Penghargaan tersebut diserahkan langsung oleh Gubernur Jawa Timur, Khofifah Indar Parawansa, dalam Apel Peringatan Bulan K3 Nasional yang digelar di Stadion Petrokimia Gresik, Rabu (14/1/2026).

Bupati yang akrab disapa Gus Yani tersebut menyatakan bahwa capaian ini merupakan bentuk pengakuan atas komitmen Gresik sebagai salah satu pusat industri terbesar di Jawa Timur.

“Ini adalah bukti nyata sinergi antara Pemerintah Provinsi dan Kabupaten Gresik dalam memperkuat budaya K3 serta Sistem Manajemen K3 (SMK3) di seluruh lini perusahaan,” ujar Gus Yani usai menerima trofi.

Gus Yani menekankan bahwa penghargaan ini bukan sekadar pencapaian administratif, melainkan pengingat tanggung jawab besar untuk mencapai target nihil kecelakaan (zero accident). Menurutnya, kedisiplinan terhadap prosedur K3 adalah harga mati dalam operasional industri.

“Harapan kita adalah benar-benar nihil kecelakaan. Dengan ekosistem ketenagakerjaan yang aman dan nyaman, peluang kerja akan semakin terbuka luas bagi masyarakat,” tambahnya.

Ia juga mengajak manajemen perusahaan dan serikat pekerja untuk memperkuat kolaborasi. Gus Yani menegaskan bahwa perusahaan wajib menjamin hak keselamatan karyawan, sementara pemerintah akan terus berperan aktif sebagai pengawas dan pendukung regulasi.
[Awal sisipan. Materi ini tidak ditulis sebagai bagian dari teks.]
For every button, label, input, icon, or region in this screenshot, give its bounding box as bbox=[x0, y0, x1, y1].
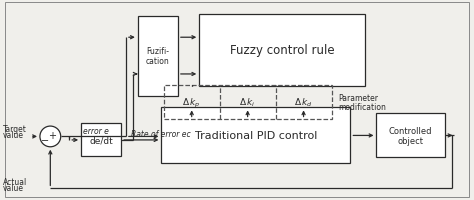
Text: Parameter: Parameter bbox=[338, 93, 379, 102]
Text: $\Delta\,k_p$: $\Delta\,k_p$ bbox=[182, 96, 201, 109]
Text: Target: Target bbox=[3, 124, 27, 133]
Text: error e: error e bbox=[83, 126, 109, 135]
Text: Actual: Actual bbox=[3, 177, 27, 186]
Text: −: − bbox=[41, 135, 49, 145]
Text: +: + bbox=[48, 131, 56, 141]
Text: $\Delta\,k_d$: $\Delta\,k_d$ bbox=[294, 96, 313, 109]
FancyBboxPatch shape bbox=[376, 114, 445, 158]
Text: Traditional PID control: Traditional PID control bbox=[195, 131, 317, 141]
Text: value: value bbox=[3, 130, 24, 139]
Text: $\Delta\,k_i$: $\Delta\,k_i$ bbox=[239, 96, 256, 109]
Text: Rate of error ec: Rate of error ec bbox=[131, 130, 191, 139]
Text: Fuzifi-
cation: Fuzifi- cation bbox=[146, 47, 170, 66]
FancyBboxPatch shape bbox=[138, 17, 178, 96]
Ellipse shape bbox=[40, 126, 61, 147]
Text: Controlled
object: Controlled object bbox=[389, 126, 432, 145]
FancyBboxPatch shape bbox=[81, 124, 121, 157]
Text: value: value bbox=[3, 183, 24, 192]
Text: de/dt: de/dt bbox=[89, 136, 113, 145]
FancyBboxPatch shape bbox=[161, 108, 350, 164]
FancyBboxPatch shape bbox=[199, 15, 365, 86]
Text: modification: modification bbox=[338, 103, 386, 112]
Text: Fuzzy control rule: Fuzzy control rule bbox=[229, 44, 334, 57]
Prestasi kali ini tidak hanya diraih oleh jajaran birokrasi. Sejumlah perusahaan besar yang beroperasi di wilayah Gresik turut mendominasi daftar penerima penghargaan.

PT Petrokimia Gresik sukses menyabet penghargaan kategori Sistem Manajemen K3 (SMK3). Sementara itu, penghargaan kategori Zero Accident diraih oleh PT Petrokimia Kayaku dan PT Wilmar Nabati Indonesia.

Di sektor kesehatan kerja, PT Petrosida Gresik mendapatkan apresiasi khusus atas keberhasilannya menjalankan program penanggulangan Tuberkulosis (TBC) di lingkungan perusahaan.

Acara ini dihadiri oleh Sekdaprov Jatim Adhy Karyono, sejumlah kepala daerah di Jawa Timur, serta pimpinan perusahaan dari berbagai sektor. Sebagai penutup, tim pemadam kebakaran PT Petrokimia Gresik memperagakan simulasi penanggulangan kebakaran sebagai simbol kesiapsiagaan industri menghadapi situasi darurat.